Is a war really only between two or more nations/states? After the USA toppled Saddam Hussein, is it still considered a war?

This is probably one for GD because I guess it depends on your definition of war. The Korean War and Vietnam War were officially police actions rather than declared wars, so they weren’t technically wars and neither is the war in Iraq.

I am not a political or military scholar but I lean towards your definition of military conflict between two or more states, and would add that each side would have some clear military objective. (I think there have been tensions between countries that involve a lot of border skirmishes without full-blown battles and no strategic objective, and I would not call those wars.)

In Iraq, the U.S. is no longer battling a state, it is supporting a government now recognized by the U.S. in establishing and maintaining control in the face of insurgents. It’s almost like the U.S. is taking sides in a civil war, although I have not heard analysts refer to the situation in Iraq as civil war. Further, the U.S. military is not fighting another military organization but an ad hoc civilian uprising.

However, most people call it war if U.S. military people are fighting with weapons and killing people and getting killed.

There are multiple definitions of war, each of which has slightly different connotations, and not one can be considered authoritative to the exclusivity of other definitions. Clausewitz, for example, tended to define war by its objectives, primarily of which is to use violence to compel an enemy to submit to our will. By that measure, the US involvement in Iraq can certainly be considered a war. Treaties, like the Geneva Conventions, use this kind of broad definition.

Some more contemporary theorists tend to see differences in the stages of an armed struggle, and would tend to see war as the kinetic phase of a defined series of events, and would tend to define the current situation in Iraq as post-combat operations.

Still others tend to describe the US presence in Iraq by other meaures, and would call it an occupation.

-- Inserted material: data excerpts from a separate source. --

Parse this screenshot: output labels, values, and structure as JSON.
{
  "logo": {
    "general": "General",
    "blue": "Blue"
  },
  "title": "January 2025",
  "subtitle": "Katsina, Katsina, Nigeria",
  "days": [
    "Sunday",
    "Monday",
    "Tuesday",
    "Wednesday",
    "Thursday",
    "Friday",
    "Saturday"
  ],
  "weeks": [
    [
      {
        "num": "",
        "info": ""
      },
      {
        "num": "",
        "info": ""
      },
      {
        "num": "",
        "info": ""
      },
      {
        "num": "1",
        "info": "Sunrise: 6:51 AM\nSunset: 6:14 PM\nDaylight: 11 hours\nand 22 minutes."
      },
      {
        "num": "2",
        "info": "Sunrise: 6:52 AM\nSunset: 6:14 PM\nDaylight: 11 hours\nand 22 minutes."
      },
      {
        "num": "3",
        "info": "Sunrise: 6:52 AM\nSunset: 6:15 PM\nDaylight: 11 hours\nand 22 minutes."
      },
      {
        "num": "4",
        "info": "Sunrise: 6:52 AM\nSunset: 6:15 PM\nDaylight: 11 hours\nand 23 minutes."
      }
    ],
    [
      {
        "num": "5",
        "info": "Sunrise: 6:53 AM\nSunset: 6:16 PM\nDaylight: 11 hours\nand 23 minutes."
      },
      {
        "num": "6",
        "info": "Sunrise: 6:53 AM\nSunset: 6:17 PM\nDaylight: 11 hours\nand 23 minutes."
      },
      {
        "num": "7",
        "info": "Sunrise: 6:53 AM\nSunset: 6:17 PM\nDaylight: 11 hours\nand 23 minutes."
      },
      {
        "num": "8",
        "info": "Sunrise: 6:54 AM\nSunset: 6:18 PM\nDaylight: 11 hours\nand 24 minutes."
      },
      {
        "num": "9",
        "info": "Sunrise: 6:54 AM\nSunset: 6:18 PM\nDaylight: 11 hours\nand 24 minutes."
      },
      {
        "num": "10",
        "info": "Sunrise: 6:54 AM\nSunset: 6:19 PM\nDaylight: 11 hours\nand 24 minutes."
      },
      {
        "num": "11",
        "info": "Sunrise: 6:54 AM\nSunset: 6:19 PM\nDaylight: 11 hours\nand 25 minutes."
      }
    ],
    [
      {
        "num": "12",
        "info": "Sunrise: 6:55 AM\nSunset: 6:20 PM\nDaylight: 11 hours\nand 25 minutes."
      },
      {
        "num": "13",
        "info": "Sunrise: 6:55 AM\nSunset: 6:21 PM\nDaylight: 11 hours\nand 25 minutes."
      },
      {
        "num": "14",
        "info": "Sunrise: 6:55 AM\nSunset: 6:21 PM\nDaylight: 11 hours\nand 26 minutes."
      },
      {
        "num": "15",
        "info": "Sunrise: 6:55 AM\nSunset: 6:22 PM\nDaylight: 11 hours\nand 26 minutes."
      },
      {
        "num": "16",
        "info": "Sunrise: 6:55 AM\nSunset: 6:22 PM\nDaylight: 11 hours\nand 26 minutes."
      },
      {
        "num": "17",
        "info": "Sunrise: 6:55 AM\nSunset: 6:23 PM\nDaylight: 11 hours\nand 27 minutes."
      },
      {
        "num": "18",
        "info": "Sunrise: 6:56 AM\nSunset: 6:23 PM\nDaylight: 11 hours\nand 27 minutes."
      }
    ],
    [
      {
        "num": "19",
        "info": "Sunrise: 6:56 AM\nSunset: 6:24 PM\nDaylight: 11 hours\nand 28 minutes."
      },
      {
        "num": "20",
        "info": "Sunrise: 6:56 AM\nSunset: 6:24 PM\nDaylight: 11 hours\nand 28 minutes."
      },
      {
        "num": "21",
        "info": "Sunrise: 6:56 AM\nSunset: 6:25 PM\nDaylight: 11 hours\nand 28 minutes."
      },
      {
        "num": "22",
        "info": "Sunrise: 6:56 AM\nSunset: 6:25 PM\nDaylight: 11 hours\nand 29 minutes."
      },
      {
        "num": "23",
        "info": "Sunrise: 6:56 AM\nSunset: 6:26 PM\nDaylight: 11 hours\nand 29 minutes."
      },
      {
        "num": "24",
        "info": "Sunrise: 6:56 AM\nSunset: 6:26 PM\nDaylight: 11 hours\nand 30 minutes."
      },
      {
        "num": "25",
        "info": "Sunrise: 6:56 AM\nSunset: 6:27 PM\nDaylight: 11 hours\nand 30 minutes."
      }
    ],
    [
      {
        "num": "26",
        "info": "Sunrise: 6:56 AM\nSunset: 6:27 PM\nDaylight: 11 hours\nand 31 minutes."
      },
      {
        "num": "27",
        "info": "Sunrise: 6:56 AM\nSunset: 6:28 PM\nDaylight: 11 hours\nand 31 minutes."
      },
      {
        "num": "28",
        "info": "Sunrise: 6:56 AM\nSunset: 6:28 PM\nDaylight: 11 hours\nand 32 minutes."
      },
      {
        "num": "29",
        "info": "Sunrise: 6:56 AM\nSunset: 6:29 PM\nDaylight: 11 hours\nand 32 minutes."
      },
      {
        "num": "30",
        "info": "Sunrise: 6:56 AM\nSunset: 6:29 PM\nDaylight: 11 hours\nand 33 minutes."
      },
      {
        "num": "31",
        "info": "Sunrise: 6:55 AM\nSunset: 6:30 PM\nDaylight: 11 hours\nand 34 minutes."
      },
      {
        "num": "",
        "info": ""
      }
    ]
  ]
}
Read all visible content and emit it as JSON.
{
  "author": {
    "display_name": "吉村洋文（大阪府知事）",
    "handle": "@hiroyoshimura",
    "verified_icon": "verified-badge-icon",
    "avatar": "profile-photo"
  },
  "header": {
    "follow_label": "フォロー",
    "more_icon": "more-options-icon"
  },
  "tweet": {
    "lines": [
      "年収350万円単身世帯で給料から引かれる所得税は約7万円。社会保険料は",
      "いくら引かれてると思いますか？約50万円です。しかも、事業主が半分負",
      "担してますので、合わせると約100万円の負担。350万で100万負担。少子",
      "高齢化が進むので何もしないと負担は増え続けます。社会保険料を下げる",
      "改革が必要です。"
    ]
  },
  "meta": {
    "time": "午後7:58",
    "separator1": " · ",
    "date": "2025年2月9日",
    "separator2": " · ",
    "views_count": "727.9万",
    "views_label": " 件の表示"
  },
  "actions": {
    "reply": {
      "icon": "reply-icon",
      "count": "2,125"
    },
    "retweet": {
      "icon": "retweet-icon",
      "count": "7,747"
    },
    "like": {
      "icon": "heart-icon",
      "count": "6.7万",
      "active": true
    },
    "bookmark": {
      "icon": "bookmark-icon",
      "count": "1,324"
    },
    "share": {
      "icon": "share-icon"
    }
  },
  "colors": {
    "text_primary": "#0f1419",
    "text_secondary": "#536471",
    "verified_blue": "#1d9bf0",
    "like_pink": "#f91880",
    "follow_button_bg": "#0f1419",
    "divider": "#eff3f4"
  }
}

To summarize, the simple effort of defining war leads people to emphasize some characteristics of war over others, so there’s no authoritative answer possible. However, this discussion is pretty much an academic exercise. For purposes of international law, it is the existence of armed conflict (typically of an international nature) that is the important factor, not hairsplitting about who is fighting whom.

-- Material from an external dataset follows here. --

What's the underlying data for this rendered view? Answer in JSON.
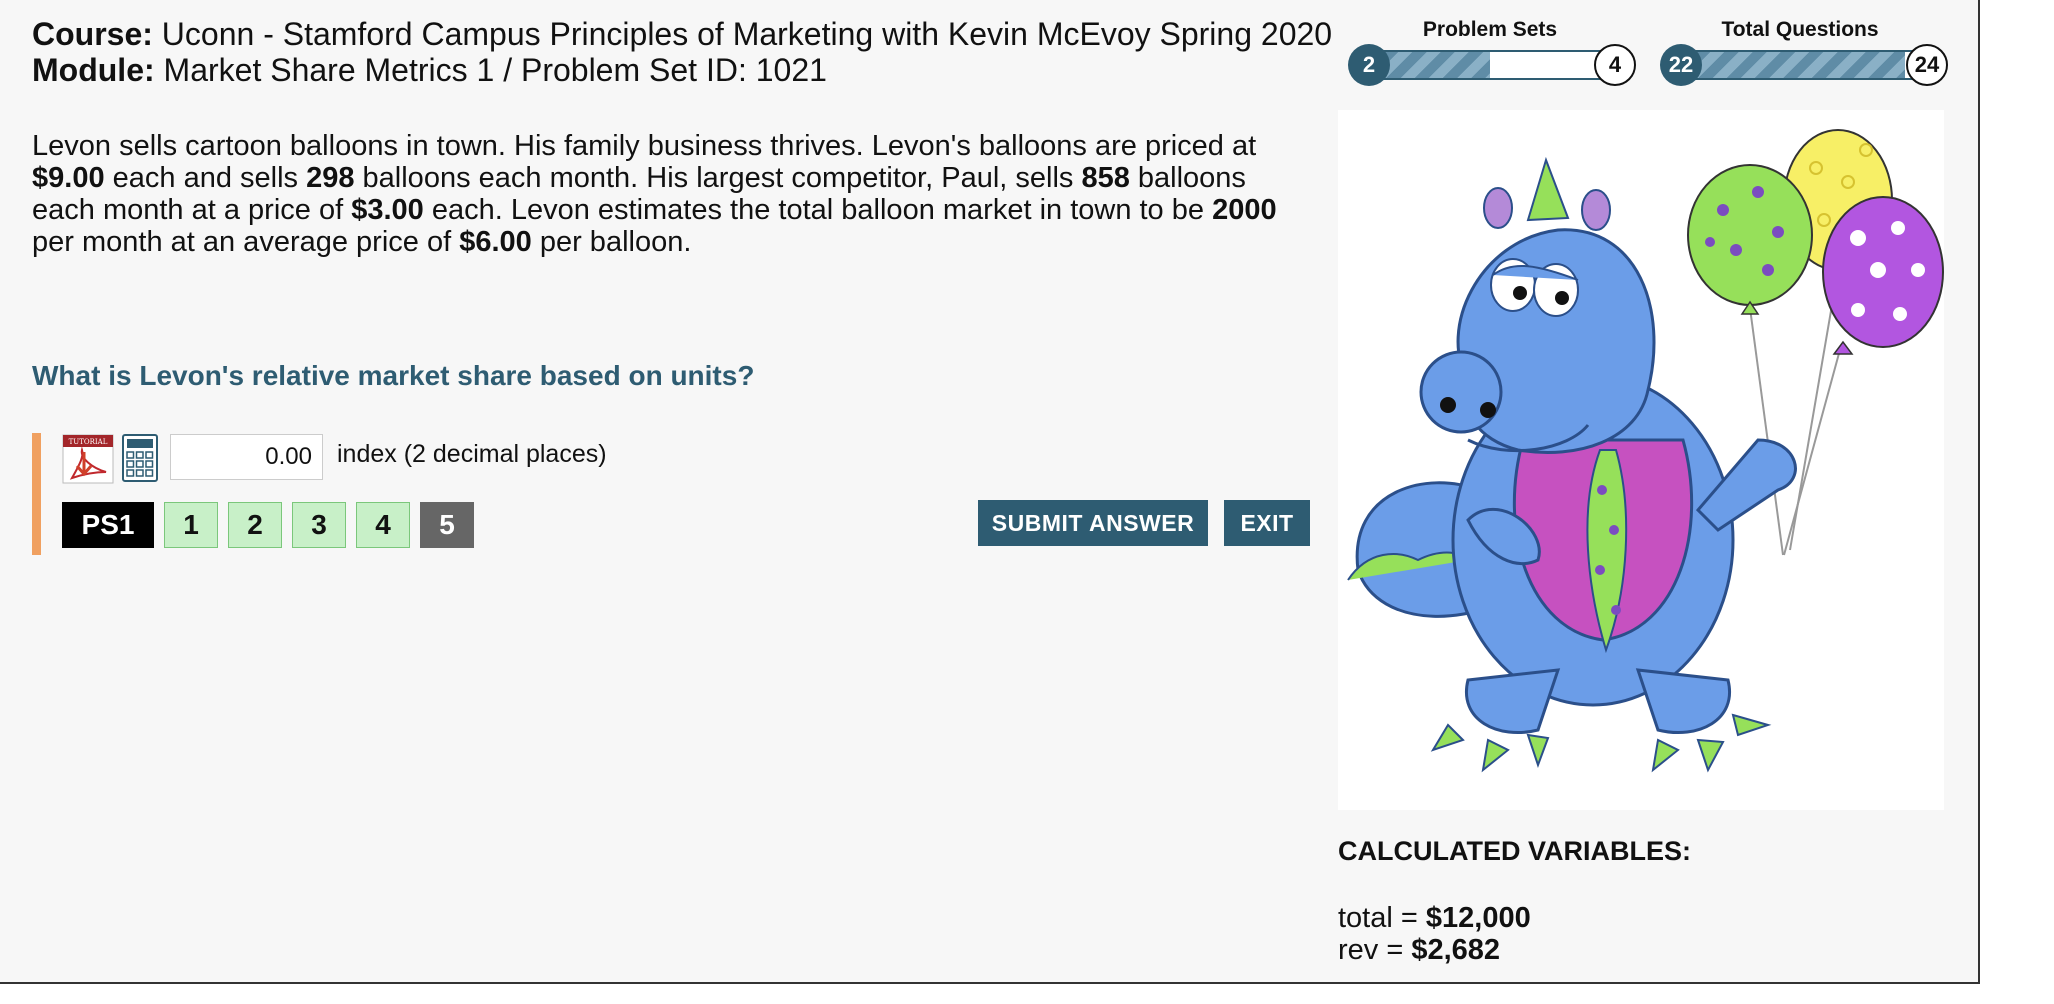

:dubious: I think at this point at the very least we can generally agree that no matter what they were labelled by government to obfuscate and no matter how the US constitution was circumvented to provide funding, what happened in Korea and Vietnam if nowhere else were most certainly wars, assuming as I do that words have anything near a fixed meaning. One wonders, in fact, about how the War Powers Act relates to Vietnam if it weren’t in fact a war…

I don’t think that it’s at all necessary to have a highly organized standing army on one side of an armed conflict in order for it to be considered a war. I think in the future with the perspective of history people will recognize that the US and UK especially were engaged in a 15+ year war with Iraq, seeing as airstrikes in Iraq (as frequently as once every 4 days on average through the 90s) and occupation of airspace as well as embargo and the arming of minority groups engaged in land actions continued throughout.

I believe that there’s a UN resolution to this effect. Basically, it says that if two or more nations start fighting each other, then there’s a war going on, regardless of whether or not you’re willing to call it that.